En 2016, Bob Dylan recibió el Premio Nobel de Literatura. Aquello no le sorprendió. Sus letras tienen un aliento poético, una honestidad lírica que va más allá del pentagrama. Lo celebró como se celebra el reconocimiento a una verdad largamente intuida: que las canciones pueden ser también literatura viva.
En su quinto disco, que está construyendo junto al compositor argentino Cuti Carabajal, una de las canciones está dedicada a una mujer que merece ser rescatada del olvido: Juana Manso. Docente, periodista, escritora argentina. Su historia de vida, desgarradora y luminosa, fue escrita entre exilios, luchas y convicciones profundas. En el siglo XIX, cuando el mundo parecía no tener oídos para una mujer libre, Juana alzó su voz.

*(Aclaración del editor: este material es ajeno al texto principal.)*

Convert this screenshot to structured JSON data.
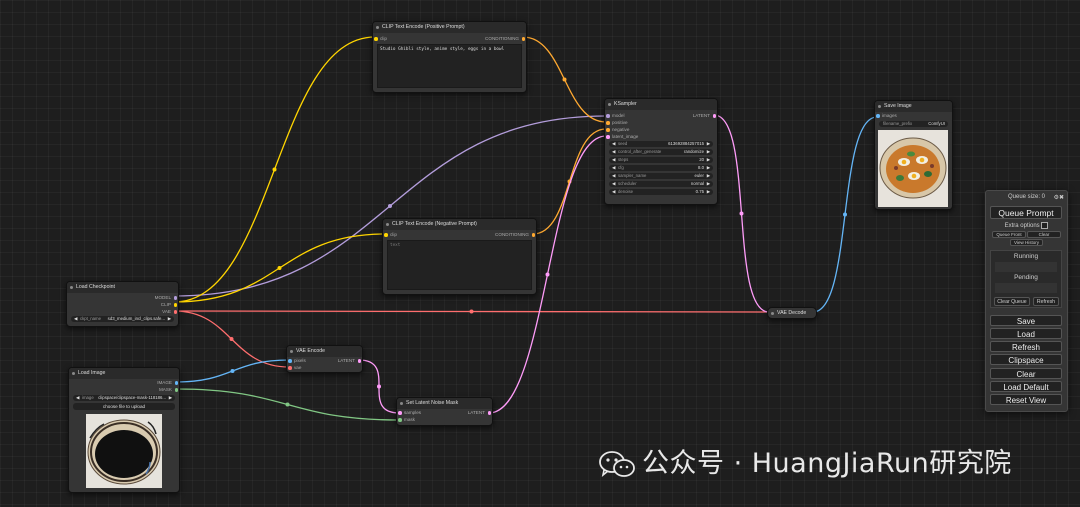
{
  "colors": {
    "canvas": "#1e1e1e",
    "node_bg": "#353535",
    "model": "#b39ddb",
    "clip": "#ffd500",
    "vae": "#ff6e6e",
    "conditioning": "#ffa931",
    "latent": "#ff9cf9",
    "image": "#64b5f6",
    "mask": "#81c784"
  },
  "nodes": {
    "clip_pos": {
      "title": "CLIP Text Encode (Positive Prompt)",
      "in_clip": "clip",
      "out_conditioning": "CONDITIONING",
      "text": "Studio Ghibli style, anime style, eggs in a bowl"
    },
    "clip_neg": {
      "title": "CLIP Text Encode (Negative Prompt)",
      "in_clip": "clip",
      "out_conditioning": "CONDITIONING",
      "text": "text"
    },
    "ksampler": {
      "title": "KSampler",
      "inputs": [
        "model",
        "positive",
        "negative",
        "latent_image"
      ],
      "out_latent": "LATENT",
      "widgets": [
        {
          "label": "seed",
          "value": "613692884257015"
        },
        {
          "label": "control_after_generate",
          "value": "randomize"
        },
        {
          "label": "steps",
          "value": "20"
        },
        {
          "label": "cfg",
          "value": "8.0"
        },
        {
          "label": "sampler_name",
          "value": "euler"
        },
        {
          "label": "scheduler",
          "value": "normal"
        },
        {
          "label": "denoise",
          "value": "0.75"
        }
      ]
    },
    "checkpoint": {
      "title": "Load Checkpoint",
      "out_model": "MODEL",
      "out_clip": "CLIP",
      "out_vae": "VAE",
      "widget_label": "ckpt_name",
      "widget_value": "sd3_medium_incl_clips.safe..."
    },
    "vae_encode": {
      "title": "VAE Encode",
      "in_pixels": "pixels",
      "in_vae": "vae",
      "out_latent": "LATENT"
    },
    "set_mask": {
      "title": "Set Latent Noise Mask",
      "in_samples": "samples",
      "in_mask": "mask",
      "out_latent": "LATENT"
    },
    "load_image": {
      "title": "Load Image",
      "out_image": "IMAGE",
      "out_mask": "MASK",
      "widget_label": "image",
      "widget_value": "clipspace/clipspace-mask-118186...",
      "upload_label": "choose file to upload"
    },
    "vae_decode": {
      "title": "VAE Decode"
    },
    "save_image": {
      "title": "Save Image",
      "in_images": "images",
      "widget_label": "filename_prefix",
      "widget_value": "ComfyUI"
    }
  },
  "queue_panel": {
    "queue_size": "Queue size: 0",
    "queue_prompt": "Queue Prompt",
    "extra_options": "Extra options",
    "queue_front": "Queue Front",
    "clear_small": "Clear",
    "view_history": "View History",
    "running": "Running",
    "pending": "Pending",
    "clear_queue": "Clear Queue",
    "refresh_small": "Refresh",
    "buttons": [
      "Save",
      "Load",
      "Refresh",
      "Clipspace",
      "Clear",
      "Load Default",
      "Reset View"
    ]
  },
  "watermark": {
    "text": "公众号 · HuangJiaRun研究院"
  }
}
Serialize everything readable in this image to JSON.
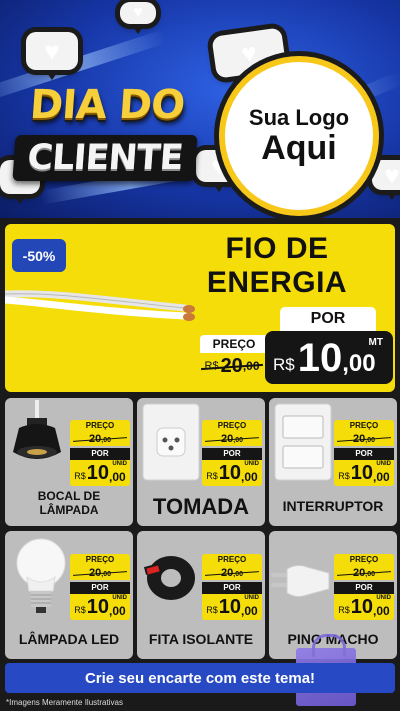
{
  "header": {
    "title_line1": "DIA DO",
    "title_line2": "CLIENTE",
    "logo_line1": "Sua Logo",
    "logo_line2": "Aqui"
  },
  "hero": {
    "discount": "-50%",
    "title_line1": "FIO DE",
    "title_line2": "ENERGIA",
    "preco_label": "PREÇO",
    "old_currency": "R$",
    "old_int": "20",
    "old_dec": ",00",
    "por_label": "POR",
    "new_currency": "R$",
    "new_int": "10",
    "new_dec": ",00",
    "unit": "MT"
  },
  "tag_common": {
    "preco_label": "PREÇO",
    "currency": "R$",
    "old_int": "20",
    "old_dec": ",00",
    "por_label": "POR",
    "new_int": "10",
    "new_dec": ",00",
    "unit": "UNID"
  },
  "products": [
    {
      "label_line1": "BOCAL DE",
      "label_line2": "LÂMPADA",
      "icon": "lamp-socket"
    },
    {
      "label_line1": "TOMADA",
      "label_line2": "",
      "icon": "outlet"
    },
    {
      "label_line1": "INTERRUPTOR",
      "label_line2": "",
      "icon": "switch"
    },
    {
      "label_line1": "LÂMPADA LED",
      "label_line2": "",
      "icon": "led-bulb"
    },
    {
      "label_line1": "FITA ISOLANTE",
      "label_line2": "",
      "icon": "tape-roll"
    },
    {
      "label_line1": "PINO MACHO",
      "label_line2": "",
      "icon": "male-plug"
    }
  ],
  "footer": {
    "cta": "Crie seu encarte com este tema!",
    "disclaimer": "*Imagens Meramente Ilustrativas"
  },
  "colors": {
    "header_blue": "#1737a8",
    "hero_yellow": "#f4dd09",
    "accent_blue": "#2749c4",
    "card_gray": "#bdbdbd",
    "price_dark": "#151515",
    "title_gold": "#f6cf3a"
  }
}
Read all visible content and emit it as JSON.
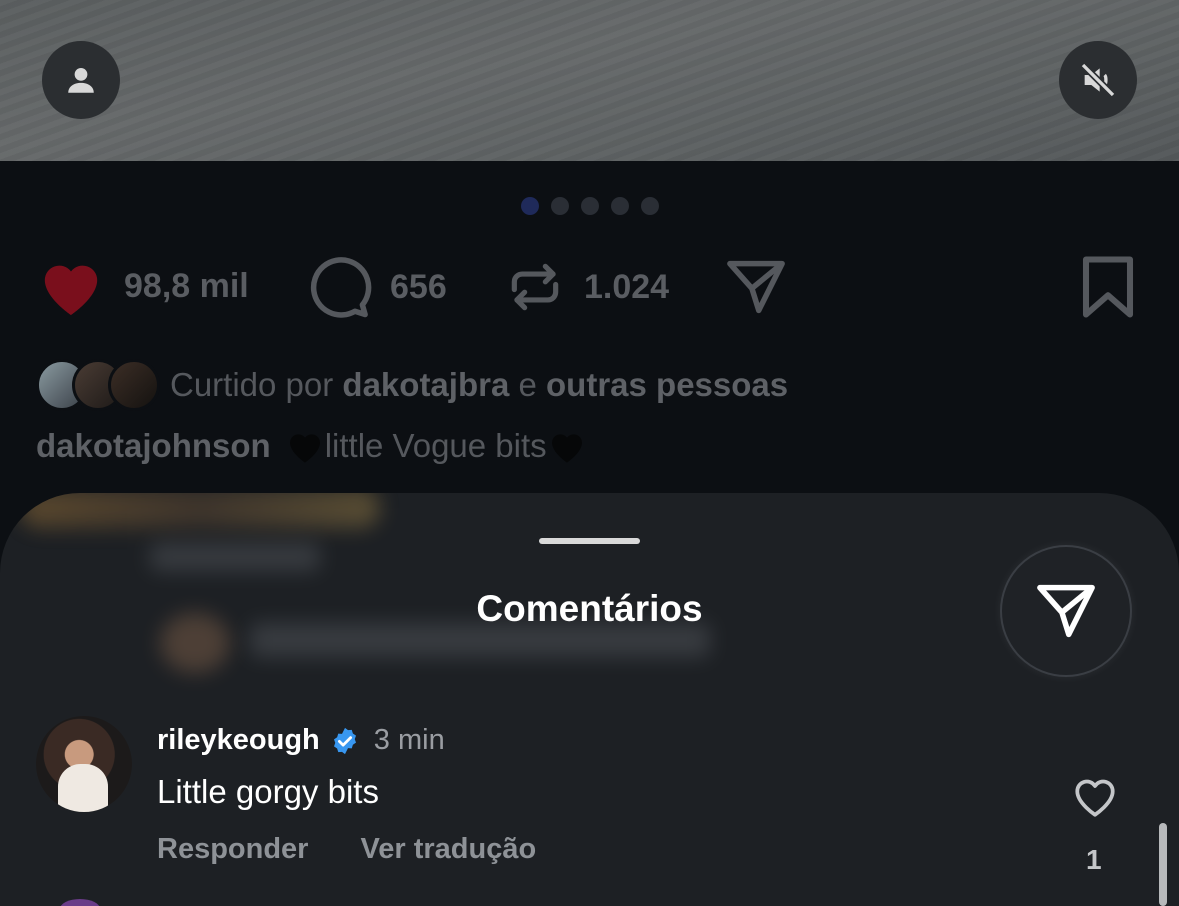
{
  "post": {
    "dots": [
      true,
      false,
      false,
      false,
      false
    ],
    "actions": {
      "likes": "98,8 mil",
      "comments": "656",
      "reposts": "1.024"
    },
    "liked_by": {
      "prefix": "Curtido por",
      "user": "dakotajbra",
      "connector": "e",
      "others": "outras pessoas"
    },
    "caption": {
      "user": "dakotajohnson",
      "text": "little Vogue bits"
    },
    "colors": {
      "like_active": "#7a0f1c"
    }
  },
  "sheet": {
    "title": "Comentários",
    "comment": {
      "user": "rileykeough",
      "time": "3 min",
      "text": "Little gorgy bits",
      "reply": "Responder",
      "translate": "Ver tradução",
      "like_count": "1"
    },
    "colors": {
      "verified": "#3897f0"
    }
  }
}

Exilio y refugio la llevan tan lejos
La sangre de hombres se riega en los campos,
la melancolía la trae a su tierra
que sigue doliendo y también amando.
Su luz es un faro en noches profundas
que siempre resiste a las sombras del miedo
y en la soledad de las aulas vacías
imagina un mundo que nunca entendieron.
Mujer espíritu libre
derrama en los libros su lucha y dolor
a Juana la vida le pasa distinto
el eco del tiempo reclama su voz.
Componer una canción es, en sí misma, una experiencia literaria. Las palabras tienen un ritmo interno, un latido propio. Hay frases que contienen ya una melodía escondida. A veces, esa melodía nace de una estructura precisa; otras veces, simplemente llega, como un silbido leve que cruza la habitación y nos alcanza sin previo aviso. Una canción puede nacer de la técnica, sí, pero siempre termina dependiendo del alma.
La posibilidad de componer desde el acervo emocional, desde ese rincón íntimo donde guardamos vivencias, lecturas, imágenes y heridas, es para Gabriela Castillo la mayor recompensa que le ha dado la vida como cantante y autora. Más allá del reconocimiento, más allá del aplauso, está ese momento mágico e irrepetible en el que algo que no existía empieza a vibrar en el aire. Esa es la verdadera creación. Ese es su lugar en el mundo.
Después de conversar con Gabriela Castillo, me quedó una sensación de quietud y hondura. Su manera de hablar, de recordar, de componer desde lo vivido, me llevó a un lugar donde las palabras pesan lo justo y las emociones no necesitan adornos. Fue como escuchar una voz que canta, que comprende. Y al final, sentí que había hecho una entrevista, que había asistido —en silencio— al nacimiento de algo verdadero.